Canada’s builders need to reflect Canada


Since the Black Opportunity Fund was created last summer by a group of Black executives, several commercial real estate companies have reached out, says Dennis Mitchell, a co-founder of the fund. The initiative is aimed at providing Black Canadian-led businesses and organizations with long-term stable capital.

When the commercial real estate companies inquired about bringing in interns from the Black community, almost all stated they typically recruit from the best schools for their existing internships, says Mr. Mitchell, chief executive officer of Toronto-based Starlight Capital Inc., which manages real assets.

“It creates this perpetuation of feeder systems from certain prestigious schools that tend not to be overly racially diverse,” he notes.

This kind of pattern has led to a lack of diversity in the commercial real estate (CRE) industry, Mr. Mitchell says, something many insiders have identified as a problem.

In 2016 “it became clear to us that we had a problem,” says Michael Brooks, chief executive officer of Realpac, a national real property association with about 125 members, including large public and private real estate companies and pension funds.

According to Statistics Canada, based on the 2016 Census, people of colour made up almost a quarter (22 per cent) of Canada’s labour force and could be more than a third of the labour force (36 per cent) by 2036.

But data on the composition of the CRE industry is not as easily available.
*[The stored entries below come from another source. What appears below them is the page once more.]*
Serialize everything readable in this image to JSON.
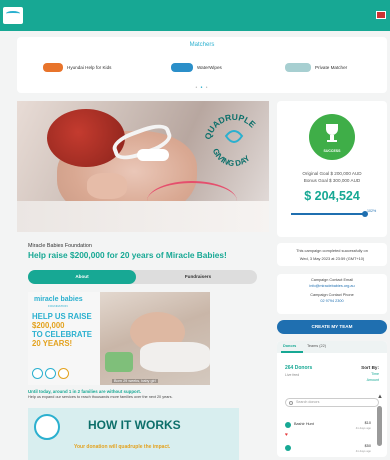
{
  "header": {
    "flag_icon": "uk-flag-icon"
  },
  "matchers": {
    "title": "Matchers",
    "sponsors": [
      {
        "name": "Hyundai Help for Kids",
        "color": "#e8742b"
      },
      {
        "name": "WaterWipes",
        "color": "#2b8fc9"
      },
      {
        "name": "Private Matcher",
        "color": "#a7cfd1"
      }
    ]
  },
  "hero": {
    "badge_top": "QUADRUPLE",
    "badge_bottom": "GIVING DAY"
  },
  "campaign": {
    "org": "Miracle Babies Foundation",
    "title": "Help raise $200,000 for 20 years of Miracle Babies!",
    "tabs": {
      "about": "About",
      "fundraisers": "Fundraisers"
    }
  },
  "promo": {
    "logo": "miracle babies",
    "logo_sub": "FOUNDATION",
    "line1": "HELP US RAISE",
    "line2": "$200,000",
    "line3": "TO CELEBRATE",
    "line4": "20 YEARS!",
    "caption": "Born 29 weeks, baby girl"
  },
  "story": {
    "stat": "Until today, around 1 in 2 families are without support.",
    "line": "Help us expand our services to reach thousands more families over the next 20 years."
  },
  "how": {
    "title": "HOW IT WORKS",
    "subtitle": "Your donation will quadruple the impact."
  },
  "goal": {
    "status": "SUCCESS",
    "original": "Original Goal $ 200,000 AUD",
    "bonus": "Bonus Goal $ 300,000 AUD",
    "raised": "$ 204,524",
    "progress_pct": 102,
    "pct_label": "102%"
  },
  "ended": {
    "line1": "This campaign completed successfully on",
    "line2": "Wed, 3 May 2023 at 23:59 (GMT+10)"
  },
  "contact": {
    "email_label": "Campaign Contact Email",
    "email": "info@miraclebabies.org.au",
    "phone_label": "Campaign Contact Phone",
    "phone": "02 9794 2300"
  },
  "create_button": "CREATE MY TEAM",
  "donors": {
    "tab_donors": "Donors",
    "tab_teams": "Teams (22)",
    "count": "264 Donors",
    "live": "Live feed",
    "sort_by": "Sort By:",
    "sort_time": "Time",
    "sort_amount": "Amount",
    "search_placeholder": "Search donors",
    "list": [
      {
        "name": "Bashir Hunt",
        "amount": "$10",
        "ago": "41 days ago"
      },
      {
        "name": "",
        "amount": "$50",
        "ago": "41 days ago"
      }
    ]
  }
}
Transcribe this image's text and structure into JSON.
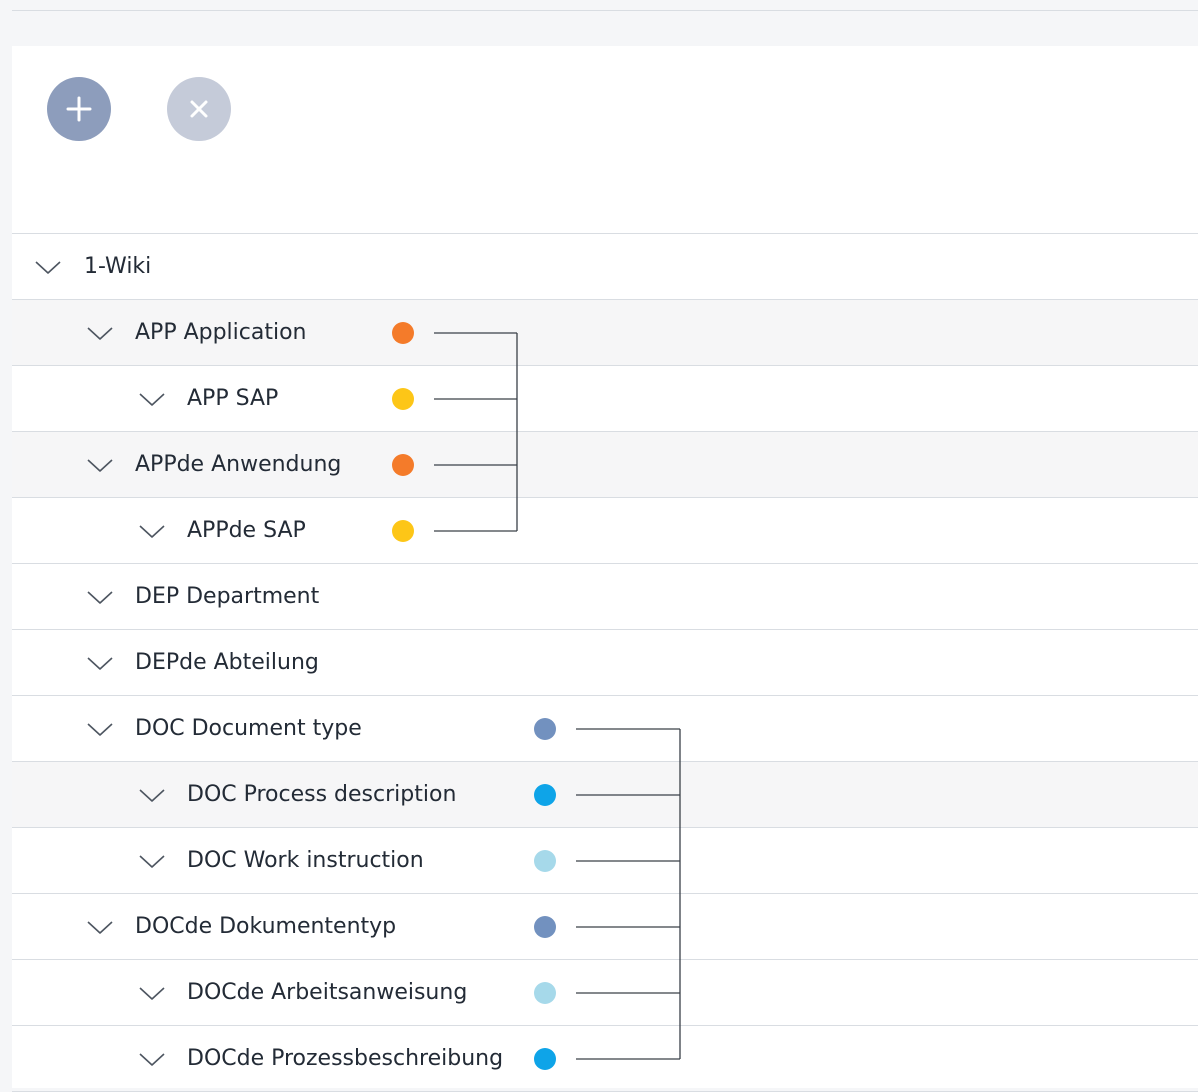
{
  "toolbar": {
    "add_icon": "plus-icon",
    "remove_icon": "close-icon",
    "add_color": "#8d9dbc",
    "remove_color": "#c5cbd9"
  },
  "tree": {
    "rows": [
      {
        "label": "1-Wiki",
        "level": 0,
        "color": null
      },
      {
        "label": "APP Application",
        "level": 1,
        "color": "#f47b2a"
      },
      {
        "label": "APP SAP",
        "level": 2,
        "color": "#fdc617"
      },
      {
        "label": "APPde Anwendung",
        "level": 1,
        "color": "#f47b2a"
      },
      {
        "label": "APPde SAP",
        "level": 2,
        "color": "#fdc617"
      },
      {
        "label": "DEP Department",
        "level": 1,
        "color": null
      },
      {
        "label": "DEPde Abteilung",
        "level": 1,
        "color": null
      },
      {
        "label": "DOC Document type",
        "level": 1,
        "color": "#7291bf"
      },
      {
        "label": "DOC Process description",
        "level": 2,
        "color": "#0ea4e8"
      },
      {
        "label": "DOC Work instruction",
        "level": 2,
        "color": "#a6d9ea"
      },
      {
        "label": "DOCde Dokumententyp",
        "level": 1,
        "color": "#7291bf"
      },
      {
        "label": "DOCde Arbeitsanweisung",
        "level": 2,
        "color": "#a6d9ea"
      },
      {
        "label": "DOCde Prozessbeschreibung",
        "level": 2,
        "color": "#0ea4e8"
      }
    ]
  }
}
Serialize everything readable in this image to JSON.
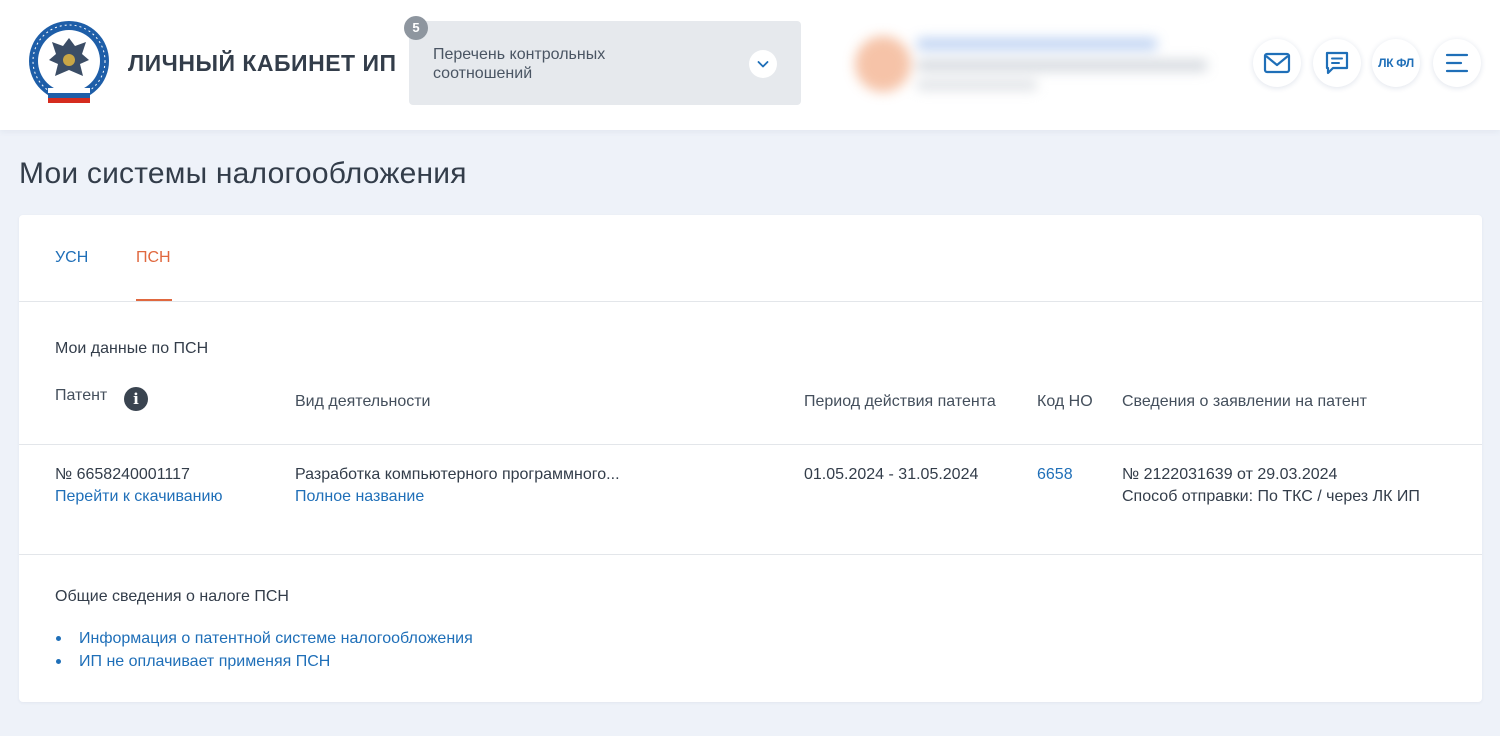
{
  "header": {
    "app_title": "ЛИЧНЫЙ КАБИНЕТ ИП",
    "logo_icon": "fns-emblem-icon",
    "control": {
      "count": "5",
      "label": "Перечень контрольных соотношений"
    },
    "buttons": {
      "lk_fl": "ЛК ФЛ"
    }
  },
  "page": {
    "title": "Мои системы налогообложения"
  },
  "tabs": [
    {
      "label": "УСН",
      "active": false
    },
    {
      "label": "ПСН",
      "active": true
    }
  ],
  "psn": {
    "section_title": "Мои данные по ПСН",
    "columns": [
      "Патент",
      "Вид деятельности",
      "Период действия патента",
      "Код НО",
      "Сведения о заявлении на патент"
    ],
    "row": {
      "patent_number": "№ 6658240001117",
      "download_link": "Перейти к скачиванию",
      "activity": "Разработка компьютерного программного...",
      "full_name_link": "Полное название",
      "period": "01.05.2024 - 31.05.2024",
      "code_no": "6658",
      "application": "№ 2122031639 от 29.03.2024",
      "send_method": "Способ отправки: По ТКС / через ЛК ИП"
    }
  },
  "general": {
    "title": "Общие сведения о налоге ПСН",
    "links": [
      "Информация о патентной системе налогообложения",
      "ИП не оплачивает применяя ПСН"
    ]
  },
  "colors": {
    "accent": "#1f6fb8",
    "active_tab": "#e0683f",
    "background": "#eef2f9"
  }
}
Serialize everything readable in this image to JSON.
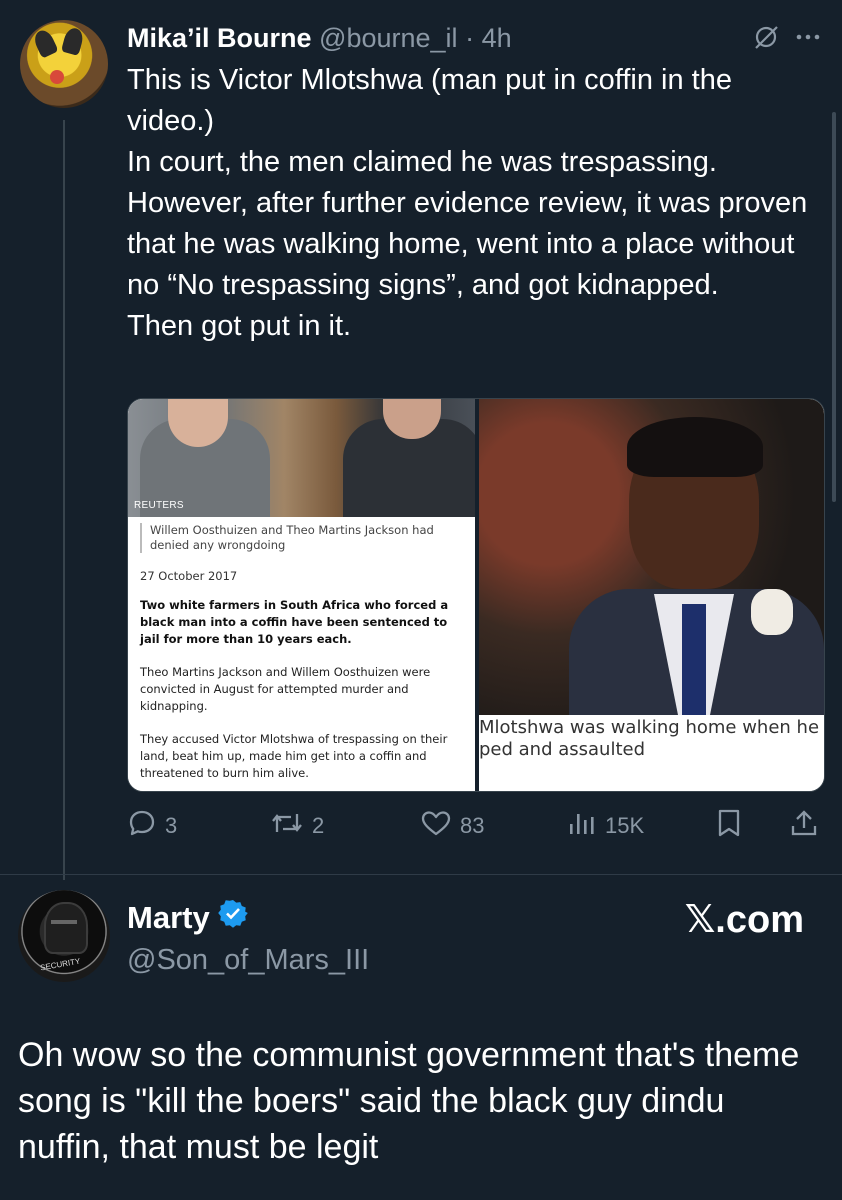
{
  "tweet": {
    "author_name": "Mika’il Bourne",
    "handle": "@bourne_il",
    "separator": "·",
    "time": "4h",
    "lines": [
      "This is Victor Mlotshwa (man put in coffin in the video.)",
      "In court, the men claimed he was trespassing. However, after further evidence review, it was proven that he was walking home, went into a place without no “No trespassing signs”, and got kidnapped.",
      "Then got put in it."
    ],
    "media": {
      "left": {
        "agency": "REUTERS",
        "caption": "Willem Oosthuizen and Theo Martins Jackson had denied any wrongdoing",
        "date": "27 October 2017",
        "headline": "Two white farmers in South Africa who forced a black man into a coffin have been sentenced to jail for more than 10 years each.",
        "para1": "Theo Martins Jackson and Willem Oosthuizen were convicted in August for attempted murder and kidnapping.",
        "para2": "They accused Victor Mlotshwa of trespassing on their land, beat him up, made him get into a coffin and threatened to burn him alive."
      },
      "right": {
        "caption_line1": "Mlotshwa was walking home when he wa",
        "caption_line2": "ped and assaulted"
      }
    },
    "actions": {
      "replies": "3",
      "reposts": "2",
      "likes": "83",
      "views": "15K"
    }
  },
  "post": {
    "author_name": "Marty",
    "handle": "@Son_of_Mars_III",
    "brand": "𝕏.com",
    "avatar_text": "SECURITY",
    "text": "Oh wow so the communist government that's theme song is \"kill the boers\" said the black guy dindu nuffin, that must be legit"
  },
  "colors": {
    "background": "#15202b",
    "text": "#ffffff",
    "muted": "#8b98a5",
    "verified": "#1d9bf0"
  },
  "icons": [
    "grok-icon",
    "more-icon",
    "reply-icon",
    "repost-icon",
    "like-icon",
    "views-icon",
    "bookmark-icon",
    "share-icon",
    "verified-badge-icon"
  ]
}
A few surveys in Canada have been trying to get a clearer picture.

Chandran Fernando is founder and managing partner at Toronto-based Matrix360 Inc., a diverse-owned talent management and workplace strategy firm focused on the commercial real estate and development industry.

In 2018 he founded the Commercial Real Estate Equity and Diversity Council (CREED Council) as a non-profit organization of commercial real estate and development professionals aiming for equity and diversity in leadership.

“People are the bridge between profit and possibility,” he says.

Realizing that action is difficult without benchmarks, Matrix360 conducted the Canadian Real Estate and Workplace Diversity Survey in 2016, which found that among respondents, 52 per cent are women, but only 34 per cent are in partner, owner and C-Level leadership positions.

The majority of respondents were Caucasian and/or of European descent at 71 per cent. The next largest ethnicity was of East Asian or Pacific Islander descent at 9 per cent and South Asian at 7 per cent. As for owners, partners and C-level positions, 14 per cent were visible minorities. Aboriginal Peoples and people with disabilities were represented in the industry at 1 per cent each, and those who identified as LGBTQ at 5 per cent.

Another organization, the Kansas-based Commercial Real Estate Women Network (CREW), has been tracking gender diversity in North America and Britain through a benchmark study every five years.

Its most recent survey, conducted in 2020 – with about 10 per cent of responses from Canada – noted that the fixed salary gap between genders was 10.2 per cent and the commission and bonus gap was 55.9 per cent.